1984 schufen die Band Ministry mit „Everyday Is Halloween“ einen Song, der mittlerweile zum Mantra der gesamten Gothic-Szene mutierte. Jetzt hat Al Jourgensen, Sänger der Band, den Frieden mit seiner Vergangenheit gemacht und dem Klassiker endlich ein Musikvideo spendiert. Eine Hommage an die Gothic-Szene, die der Band von ihren frühen Synthie-Pop-Tagen bis zur Industrial-Metal-Band, zu der sie sich wandelte, loyal geblieben ist.

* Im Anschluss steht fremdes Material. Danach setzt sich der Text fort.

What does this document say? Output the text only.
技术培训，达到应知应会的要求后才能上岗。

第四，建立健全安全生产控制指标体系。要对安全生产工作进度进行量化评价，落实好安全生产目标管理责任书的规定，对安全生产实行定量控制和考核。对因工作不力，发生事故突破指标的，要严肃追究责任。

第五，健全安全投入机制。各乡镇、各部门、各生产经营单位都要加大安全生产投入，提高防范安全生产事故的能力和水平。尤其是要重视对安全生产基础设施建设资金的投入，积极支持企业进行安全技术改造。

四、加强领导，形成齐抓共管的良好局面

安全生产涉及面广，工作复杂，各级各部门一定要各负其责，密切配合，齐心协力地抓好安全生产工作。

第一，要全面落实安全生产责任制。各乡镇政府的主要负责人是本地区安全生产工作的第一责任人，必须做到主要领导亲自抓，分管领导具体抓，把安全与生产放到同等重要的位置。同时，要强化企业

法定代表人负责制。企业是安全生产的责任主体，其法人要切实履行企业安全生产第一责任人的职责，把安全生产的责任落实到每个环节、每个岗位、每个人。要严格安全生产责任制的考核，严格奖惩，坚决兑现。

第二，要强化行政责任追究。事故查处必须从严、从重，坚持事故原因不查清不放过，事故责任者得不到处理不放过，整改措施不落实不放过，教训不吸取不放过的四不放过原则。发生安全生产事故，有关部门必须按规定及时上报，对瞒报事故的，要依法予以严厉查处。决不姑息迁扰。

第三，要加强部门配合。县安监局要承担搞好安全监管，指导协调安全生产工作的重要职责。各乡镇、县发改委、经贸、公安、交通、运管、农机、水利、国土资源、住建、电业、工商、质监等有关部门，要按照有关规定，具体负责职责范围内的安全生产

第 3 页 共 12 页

Nach rund 40 Jahren beschloss Ministry Frontmann Al Jourgensen, Frieden mit seiner Vergangenheit zu machen und mit dem Album „The Squirrely Years Revisited“ einigen alten Tracks die Liebe angedeihen zu lassen, die sie verdient haben. „Da ich meine frühen Sachen jahrzehntelang hasste, beschloss ich, das jetzt mal in die Hand zu nehmen und es endlich richtig zu machen.„, sagte Jourgensen, der selbst als schärfster Kritiker seiner frühen Synthie-Tage bekannt ist.

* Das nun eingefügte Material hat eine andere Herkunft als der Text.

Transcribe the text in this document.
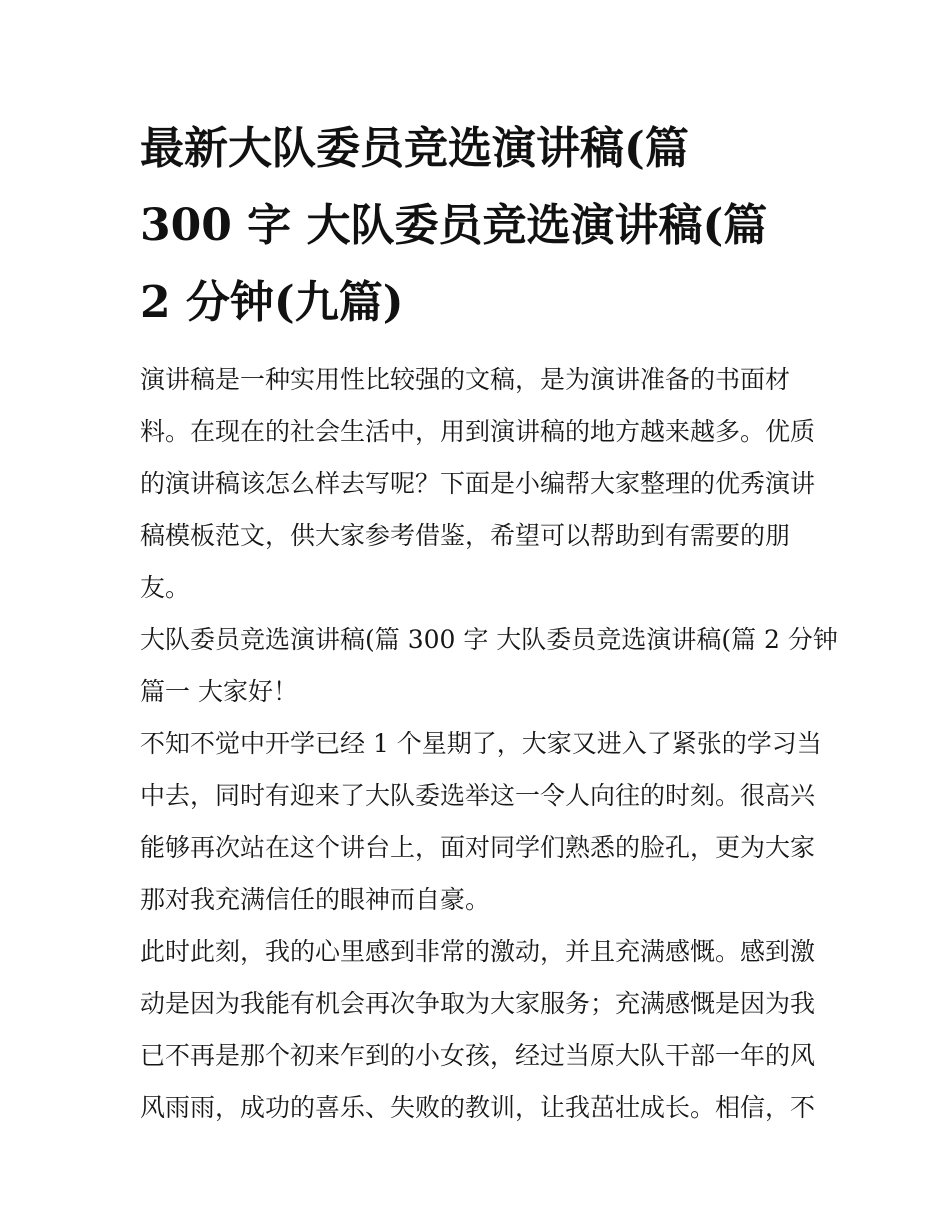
最新大队委员竞选演讲稿(篇
300 字 大队委员竞选演讲稿(篇
2 分钟(九篇)

演讲稿是一种实用性比较强的文稿，是为演讲准备的书面材
料。在现在的社会生活中，用到演讲稿的地方越来越多。优质
的演讲稿该怎么样去写呢？下面是小编帮大家整理的优秀演讲
稿模板范文，供大家参考借鉴，希望可以帮助到有需要的朋
友。

大队委员竞选演讲稿(篇 300 字 大队委员竞选演讲稿(篇 2 分钟
篇一 大家好！

不知不觉中开学已经 1 个星期了，大家又进入了紧张的学习当
中去，同时有迎来了大队委选举这一令人向往的时刻。很高兴
能够再次站在这个讲台上，面对同学们熟悉的脸孔，更为大家
那对我充满信任的眼神而自豪。

此时此刻，我的心里感到非常的激动，并且充满感慨。感到激
动是因为我能有机会再次争取为大家服务；充满感慨是因为我
已不再是那个初来乍到的小女孩，经过当原大队干部一年的风
风雨雨，成功的喜乐、失败的教训，让我茁壮成长。相信，不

Allerdings hat er nicht nur das neue Album auf Cleopatra Records herausgebracht, sondern auch gleich ein Musikvideo zu seinem größten Szene-Hit „Everyday Is Halloween“ gemacht, dessen Titel zum Mantra einer ganzen Szene geworden ist.
Ich bin erstaunt und fühle mich geehrt, dass die Leute diesen Song auch nach 40 Jahren noch hören. Hisst die Freak-Flagge mit Stolz.
Das Video ist dann auch eine augenzwinkernde Hommage an die Menschen der Szene, die eben diese Flagge mit einem gewissen Stolz tragen. Um visuelle Brücke zur heutigen Szene zu schlagen, hat er sich prominente Unterstützung gebucht. Influencerin Victoria Venin beispielsweise, die stilecht aus einem Sarg kriecht oder auch Malice McMunn, die zu Beginn des Videos mit einem Walkman durch die Gegend läuft, um letztendlich von ElisaWiitch flankiert zu werden, die einen Globus mit schwarzer Schmiere besudelt.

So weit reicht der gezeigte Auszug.